Big Files are virtual files spanning multiple file systems and are addressable by 64 bit integers. The allocation among multiple file systems is handled automatically. The BigFiles package also handles allocation and deallocation of file descriptors, since the operating systems do not provide enough for our needs.
The repository contains the full HTML of every web page. Each page is compressed using zlib. The choice of compression technique is a tradeoff between speed and compression ratio. We chose zlib’s speed over a significant improvement in compression offered bzip. In the repository, the documents are stored one after the other and are prefixed by docID, length, and URL.
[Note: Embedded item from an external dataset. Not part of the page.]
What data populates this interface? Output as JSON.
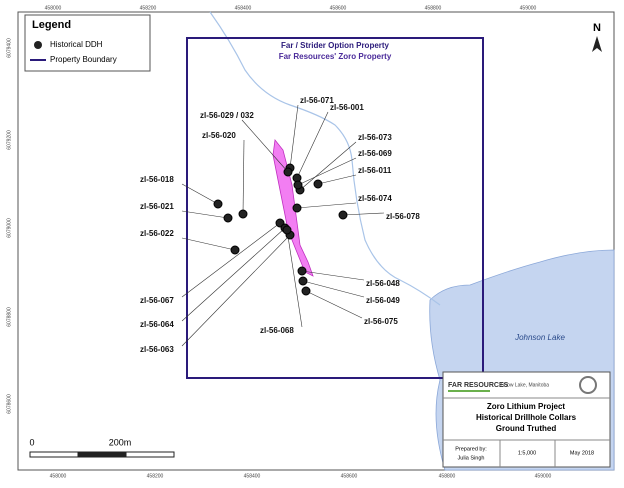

The document index keeps information about each document. It is a fixed width ISAM (Index sequential access mode) index, ordered by docID. The information stored in each entry includes the current document status, a pointer into the repository, a document checksum, and various statistics. If the document has been crawled, it also contains a pointer into a variable width file called docinfo which contains its URL and title. Otherwise the pointer points into the URLlist which contains just the URL.
The lexicon has several different forms. The current lexicon contains 14 million words. It is implemented in two parts — a list of the words and a hash table of pointers.
A hit list corresponds to a list of occurrences of a particular word in a particular document including position, font, and capitalization information. Hit lists account for most of the space used in both the forward and the inverted indices. Because of this, it is important to represent them as efficiently as possible. Google considers several alternatives for encoding position, font, and capitalization simple encoding, a compact encoding, and Huffman coding.
The forward index is actually already partially sorted. It is stored in a number of barrels. Each barrel holds a range of wordID’s. If a document contains words that fall into a particular barrel, the docID is recorded into the barrel, followed by a list of wordID’s with hitlists which correspond to those words. Instead of storing actual wordID’s, it stores each worded as a relative difference from the minimum worded that falls into the barrel the worded is in.
The inverted index consists of the same barrels as the forward index, except that they have been processed by the sorter. For every valid wordID, the lexicon contains a pointer into the barrel that wordID falls into. It points to a doclist of docID’s together with their corresponding hit lists. This doclist represents all the occurrences of that word in all documents.